There are bound to be drawbacks of course, as there are with all medical advances. We foresee the boys down at the local greasy spoon being a tad but out when they cannot get their favourite all day breakfast because the caff is full of pregnant Daily Mail readers stuffing their faces with bacon, two sausages, egg, beans and fried slice in the sure and certain hope they will give birth to a genius while their disappointed looking spouses survey a bowl of museli with trepidation.

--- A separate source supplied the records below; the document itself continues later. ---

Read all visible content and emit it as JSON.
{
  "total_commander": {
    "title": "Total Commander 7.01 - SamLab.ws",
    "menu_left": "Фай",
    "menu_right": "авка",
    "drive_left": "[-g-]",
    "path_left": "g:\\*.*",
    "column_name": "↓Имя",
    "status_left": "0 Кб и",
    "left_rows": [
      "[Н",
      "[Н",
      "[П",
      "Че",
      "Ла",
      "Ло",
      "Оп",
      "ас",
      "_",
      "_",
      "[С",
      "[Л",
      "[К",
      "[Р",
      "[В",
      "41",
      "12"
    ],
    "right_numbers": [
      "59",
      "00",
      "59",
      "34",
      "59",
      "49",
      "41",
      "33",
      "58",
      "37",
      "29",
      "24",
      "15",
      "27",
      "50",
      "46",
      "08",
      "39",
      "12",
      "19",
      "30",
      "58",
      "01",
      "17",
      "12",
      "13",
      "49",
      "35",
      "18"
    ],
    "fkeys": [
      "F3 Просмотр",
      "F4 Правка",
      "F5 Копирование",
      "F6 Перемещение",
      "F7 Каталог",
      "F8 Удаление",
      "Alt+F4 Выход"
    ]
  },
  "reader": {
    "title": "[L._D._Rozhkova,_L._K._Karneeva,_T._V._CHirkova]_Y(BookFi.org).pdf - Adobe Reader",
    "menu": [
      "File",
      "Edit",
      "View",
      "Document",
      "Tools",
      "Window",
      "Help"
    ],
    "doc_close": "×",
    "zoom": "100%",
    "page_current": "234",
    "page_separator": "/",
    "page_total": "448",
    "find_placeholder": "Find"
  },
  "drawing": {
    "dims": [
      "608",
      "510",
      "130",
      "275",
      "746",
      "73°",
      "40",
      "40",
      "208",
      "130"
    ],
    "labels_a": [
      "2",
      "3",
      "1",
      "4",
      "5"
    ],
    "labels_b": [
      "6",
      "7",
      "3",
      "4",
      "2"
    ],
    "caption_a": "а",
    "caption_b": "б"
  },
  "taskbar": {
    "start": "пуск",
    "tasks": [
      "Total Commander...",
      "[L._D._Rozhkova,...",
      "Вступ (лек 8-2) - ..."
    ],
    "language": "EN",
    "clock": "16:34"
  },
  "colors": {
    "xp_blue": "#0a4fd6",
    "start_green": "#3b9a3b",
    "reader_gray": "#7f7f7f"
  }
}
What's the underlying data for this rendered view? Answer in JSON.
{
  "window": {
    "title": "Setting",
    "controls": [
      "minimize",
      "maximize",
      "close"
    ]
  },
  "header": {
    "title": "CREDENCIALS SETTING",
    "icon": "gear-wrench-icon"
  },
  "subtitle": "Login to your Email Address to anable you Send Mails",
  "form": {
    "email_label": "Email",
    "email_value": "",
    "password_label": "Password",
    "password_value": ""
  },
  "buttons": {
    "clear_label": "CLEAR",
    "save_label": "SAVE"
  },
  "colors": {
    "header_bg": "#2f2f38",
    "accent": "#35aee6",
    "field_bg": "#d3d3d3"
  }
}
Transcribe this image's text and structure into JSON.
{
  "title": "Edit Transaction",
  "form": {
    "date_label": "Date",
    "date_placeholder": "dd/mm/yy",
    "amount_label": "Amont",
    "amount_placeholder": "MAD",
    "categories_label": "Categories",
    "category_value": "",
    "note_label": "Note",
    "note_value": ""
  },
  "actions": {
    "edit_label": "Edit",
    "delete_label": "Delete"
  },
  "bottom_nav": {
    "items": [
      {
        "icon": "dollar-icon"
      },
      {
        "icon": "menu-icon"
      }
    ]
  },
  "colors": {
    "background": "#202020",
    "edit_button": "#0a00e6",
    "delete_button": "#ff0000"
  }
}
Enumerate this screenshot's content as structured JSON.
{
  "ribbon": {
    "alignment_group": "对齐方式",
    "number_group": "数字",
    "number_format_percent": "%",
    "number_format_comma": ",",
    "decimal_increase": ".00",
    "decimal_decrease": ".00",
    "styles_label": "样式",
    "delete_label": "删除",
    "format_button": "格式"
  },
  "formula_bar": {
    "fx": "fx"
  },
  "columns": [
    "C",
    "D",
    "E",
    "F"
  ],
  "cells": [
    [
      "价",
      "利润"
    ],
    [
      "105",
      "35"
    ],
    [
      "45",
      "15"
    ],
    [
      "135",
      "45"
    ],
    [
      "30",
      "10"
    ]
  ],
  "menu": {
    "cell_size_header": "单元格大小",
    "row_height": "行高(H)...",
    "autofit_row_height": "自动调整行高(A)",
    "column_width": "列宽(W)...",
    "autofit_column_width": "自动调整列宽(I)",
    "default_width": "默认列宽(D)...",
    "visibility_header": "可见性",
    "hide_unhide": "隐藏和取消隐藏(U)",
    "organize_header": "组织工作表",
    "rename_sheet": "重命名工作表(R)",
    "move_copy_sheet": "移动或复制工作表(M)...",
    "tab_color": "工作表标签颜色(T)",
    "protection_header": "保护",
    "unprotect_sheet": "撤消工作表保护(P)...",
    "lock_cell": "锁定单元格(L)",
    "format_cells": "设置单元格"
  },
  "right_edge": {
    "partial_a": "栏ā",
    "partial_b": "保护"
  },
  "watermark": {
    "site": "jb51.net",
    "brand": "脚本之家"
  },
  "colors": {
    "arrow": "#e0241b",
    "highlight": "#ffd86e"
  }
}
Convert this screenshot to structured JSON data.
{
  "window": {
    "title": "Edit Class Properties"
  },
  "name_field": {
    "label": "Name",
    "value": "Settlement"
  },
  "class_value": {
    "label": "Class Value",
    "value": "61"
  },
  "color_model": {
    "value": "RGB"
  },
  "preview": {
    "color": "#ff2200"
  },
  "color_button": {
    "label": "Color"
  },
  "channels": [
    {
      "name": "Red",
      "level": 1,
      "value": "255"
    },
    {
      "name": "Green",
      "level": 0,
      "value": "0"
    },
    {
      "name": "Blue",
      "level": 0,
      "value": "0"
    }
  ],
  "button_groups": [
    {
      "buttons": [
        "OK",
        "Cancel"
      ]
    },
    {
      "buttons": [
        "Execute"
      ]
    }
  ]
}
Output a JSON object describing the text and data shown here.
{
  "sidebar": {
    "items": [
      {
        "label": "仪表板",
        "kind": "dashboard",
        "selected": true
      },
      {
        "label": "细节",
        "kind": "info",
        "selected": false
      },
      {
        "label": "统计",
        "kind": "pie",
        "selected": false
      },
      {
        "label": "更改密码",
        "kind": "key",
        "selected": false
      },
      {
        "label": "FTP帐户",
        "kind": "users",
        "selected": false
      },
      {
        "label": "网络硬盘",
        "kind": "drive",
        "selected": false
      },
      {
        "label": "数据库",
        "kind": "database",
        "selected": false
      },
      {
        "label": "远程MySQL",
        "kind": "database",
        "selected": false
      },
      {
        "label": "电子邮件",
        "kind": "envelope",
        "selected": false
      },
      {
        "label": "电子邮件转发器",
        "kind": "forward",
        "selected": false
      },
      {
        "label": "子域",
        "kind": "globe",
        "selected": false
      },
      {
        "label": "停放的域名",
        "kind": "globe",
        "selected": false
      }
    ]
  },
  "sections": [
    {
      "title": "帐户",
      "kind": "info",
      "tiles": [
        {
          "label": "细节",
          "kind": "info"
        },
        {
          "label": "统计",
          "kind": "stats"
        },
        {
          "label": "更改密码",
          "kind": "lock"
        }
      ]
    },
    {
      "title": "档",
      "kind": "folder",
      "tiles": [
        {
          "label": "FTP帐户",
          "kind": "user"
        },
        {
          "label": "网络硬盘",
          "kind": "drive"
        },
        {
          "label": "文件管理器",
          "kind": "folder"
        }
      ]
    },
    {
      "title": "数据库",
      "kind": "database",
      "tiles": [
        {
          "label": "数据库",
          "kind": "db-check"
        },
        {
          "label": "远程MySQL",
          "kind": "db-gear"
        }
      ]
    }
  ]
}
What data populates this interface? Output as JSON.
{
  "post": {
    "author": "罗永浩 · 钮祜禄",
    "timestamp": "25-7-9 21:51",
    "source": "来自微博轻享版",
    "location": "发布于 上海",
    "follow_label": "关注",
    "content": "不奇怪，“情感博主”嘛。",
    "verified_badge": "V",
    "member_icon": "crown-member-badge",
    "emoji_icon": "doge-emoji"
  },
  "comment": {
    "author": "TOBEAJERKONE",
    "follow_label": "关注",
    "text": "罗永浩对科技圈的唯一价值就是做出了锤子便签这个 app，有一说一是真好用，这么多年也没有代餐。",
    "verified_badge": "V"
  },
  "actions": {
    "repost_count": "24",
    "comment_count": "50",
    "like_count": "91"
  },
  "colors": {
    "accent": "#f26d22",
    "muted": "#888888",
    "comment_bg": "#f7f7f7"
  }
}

Enough of real world stuff though, we must focus on the science. It turns out the fry – up diet for creating little polymaths has only been tested on mice. So will it only work on mice? And how can anyone know if a baby mouse will grow up to be a Mouszart or an Einstein. While the thought of Daily Mail readers giving birth to intelligent, talking mice might explain the paper’s decision to give away free DVDs of Stuart Little last year is amusing, the study once again calls into question of the sanity of science. Like the work on autistic fruit flies and the research project involving mice with Parkinson’s disease one must, must one not, ask how can mouse intelligence be assessed?
They can be trained to poke buttons with their noses to earn a snack, that’s about it. Hardly a qualification for MENSA membership is it. Can you imagine the letter of acceptance:
To Mr Mausus Mus,
Dear Mr. Mus,
We are delighted to tell you that although you failed on mathematics, logic, language and comprehension, spatial relationships tests and critical analysis your score on pushing buttons with your nose to earn a snack was so high you have qualified for MENSA.
We can no more assess mouse intelligence in human terms that we can know it the wee cowering sleekit, tim’rous beasties are suffering from Parkinson’s disease or if a fruit fly is autistic. Just ask yourself how these things can be measured. Go on, ask yourself.
Because if you ask a scientist its odd on they will reply with the usual cop out, “You just don’t understand science.